In our last post we talked about how the Gospel of Matthew presents Christ as King. In this study we’re going to look at the messianic theme of suffering and serving and how this theme is presented in the Gospel of Mark.
As we mentioned last time, we aren’t saying that one Gospel only presents one messianic theme; but just that each emphasizes one theme a bit more than others.
Christ, the Suffering Servant
Though a King, the Old Testament prophets said that the Messiah was going to be rejected. He’s despised, rejected, a man of sorrows, acquainted with grief and one who was to be despised in Isaiah 53:1-3. He is a sanctuary for some but a stone of stumbling for others in Isaiah 8:14.

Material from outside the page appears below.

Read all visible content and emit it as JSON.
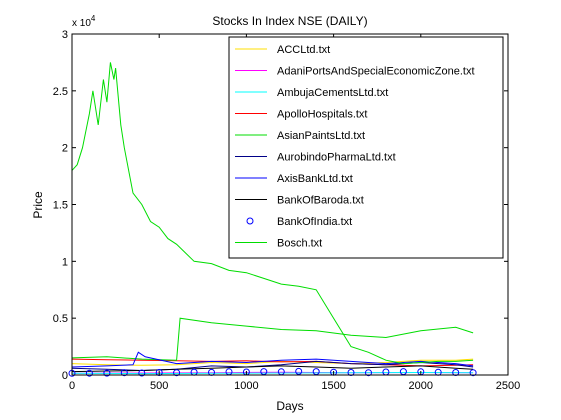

The prophets also said the Messiah would be a sacrifice. He was to be cut off (or killed), but not for Himself, Daniel 9:26 tells us. He’s wounded for our transgressions, bruised for our iniquities, His soul a sin offering, the Lord lays our sin on Him, and He makes intercession on our behalf in Isaiah 53.
This is the Suffering Servant presented to us in the Gospel of Mark.
The Gospel of Mark can be divided into two sections: The Service of Christ (Chapters 1-13), and the Sacrifice of Christ (Chapters 14-16).
Mark focuses more on what Jesus did rather than what He said. We find more miracles than parables. Three times in the first chapter alone we find Jesus healing people. Overall, Mark records nineteen miracles in only sixteen chapters.
Most of these miracles involve Jesus feeding the poor and healing the sick. “For even the Son of man came not to be ministered unto, but to minister,” Mark 10:45 tells us.
In chapter 11 we find Jesus willingly entering Jerusalem knowing He would be crucified there. Judas plots to betray Him and the Apostles forsake Him in chapter 14. Jesus is alone as He is tried, beaten and sent to the cross in chapters 15.
In chapter 16, after He’s resurrected, Jesus seeks out those who abandoned Him, restores their faith, and sends them out into the world to tell about the Suffering Servant Messiah who died for those He loved.